FLECTOR PATCH Rx
Generic Name and Formulations:
Diclofenac epolamine 180mg; per patch.
Indications for FLECTOR PATCH:
Topical treatment of acute pain due to minor strains, sprains, and contusions.
Use lowest effective dose for shortest duration. Apply 1 patch to clean, dry, intact skin on most painful area twice daily. May tape edges down if patch begins to peel off. Wash hands after application. Remove during bathing/showering.
Aspirin allergy. Coronary artery bypass graft surgery. Non-intact or damaged skin (eg, dermatitis, eczema, burns, wounds, lesions).
Risk of serious cardiovascular and gastrointestinal events.
Increased risk of serious cardiovascular events (including MI, stroke). Avoid in recent MI, severe heart failure; if necessary, monitor. Increased risk of serious GI adverse events (including inflammation, bleeding, ulceration, perforation). History of ulcer disease and/or GI bleeding. Hypertension; monitor BP closely. Hepatic or renal impairment. Discontinue if signs/symptoms of liver disease develop, or if abnormal LFTs persist or worsen. Dehydration. Hypovolemia. Advanced renal disease: not recommended. Hyperkalemia. Coagulation disorders. Monitor CBCs, blood chemistry, hepatic, and renal function in long-term therapy. Pre-existing asthma. May mask signs of infection or fever. Discontinue at 1st sign of rash or any other hypersensitivity. Avoid eyes, mucosa. Elderly. Debilitated. Labor & delivery. Pregnancy (Cat.C: 1st and 2nd trimester); (Cat.D: 3rd trimester; avoid). Nursing mothers.
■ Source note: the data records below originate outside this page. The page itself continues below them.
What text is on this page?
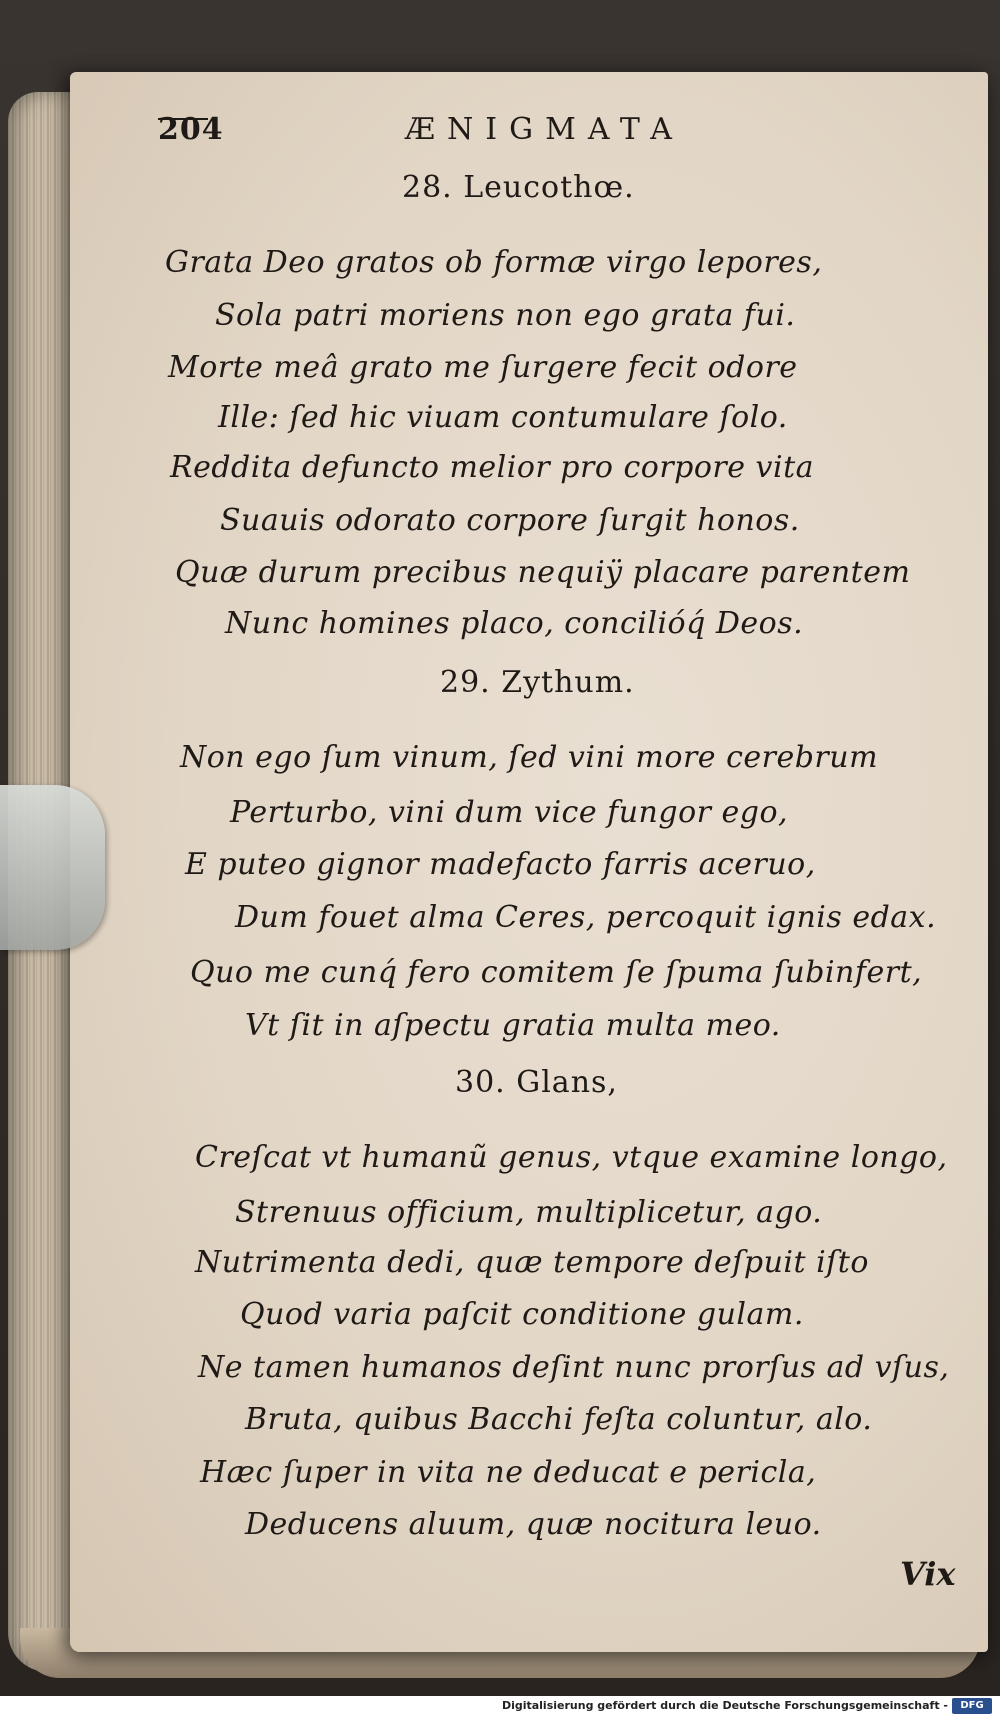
204	ÆNIGMATA
28. Leucothœ.
Grata Deo gratos ob formæ virgo lepores,
Sola patri moriens non ego grata fui.
Morte meâ grato me ſurgere fecit odore
Ille: ſed hic viuam contumulare ſolo.
Reddita defuncto melior pro corpore vita
Suauis odorato corpore ſurgit honos.
Quæ durum precibus nequiÿ placare parentem
Nunc homines placo, concilióq́ Deos.
29. Zythum.
Non ego ſum vinum, ſed vini more cerebrum
Perturbo, vini dum vice fungor ego,
E puteo gignor madefacto farris aceruo,
Dum fouet alma Ceres, percoquit ignis edax.
Quo me cunq́ fero comitem ſe ſpuma ſubinfert,
Vt ſit in aſpectu gratia multa meo.
30. Glans,
Creſcat vt humanũ genus, vtque examine longo,
Strenuus officium, multiplicetur, ago.
Nutrimenta dedi, quæ tempore deſpuit iſto
Quod varia paſcit conditione gulam.
Ne tamen humanos deſint nunc prorſus ad vſus,
Bruta, quibus Bacchi feſta coluntur, alo.
Hæc ſuper in vita ne deducat e pericla,
Deducens aluum, quæ nocitura leuo.
Vix
Digitalisierung gefördert durch die Deutsche Forschungsgemeinschaft -	DFG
NSAID (benzeneacetic acid deriv.).
Avoid concomitant aspirin, salicylates (eg, diflunisal, salsalate) or other NSAIDs. Increased risk of GI bleed with anticoagulants, antiplatelets, oral corticosteroids, SSRIs, SNRIs, smoking, alcohol, or prolonged NSAID therapy; monitor. May antagonize, or increase risk of renal failure with diuretics (eg, loop or thiazides), ACE inhibitors, ARBs, or β-blockers; monitor closely. Potentiates digoxin; monitor levels. May potentiate lithium, methotrexate, cyclosporine; monitor for toxicity. Concomitant with pemetrexed may increase risk of pemetrexed-associated myelosuppression, renal, and GI toxicity. Caution with hepatotoxic drugs (eg, acetaminophen, antibiotics, antiepileptics).
Application site reactions (eg, pruritus, dermatitis, burning), GI events (eg, nausea, dysgeusia, dyspepsia); cardiovascular thrombotic events, GI ulcer/bleed, hepatotoxicity, renal toxicity, hypertension, hypersensitivity reactions, anemia.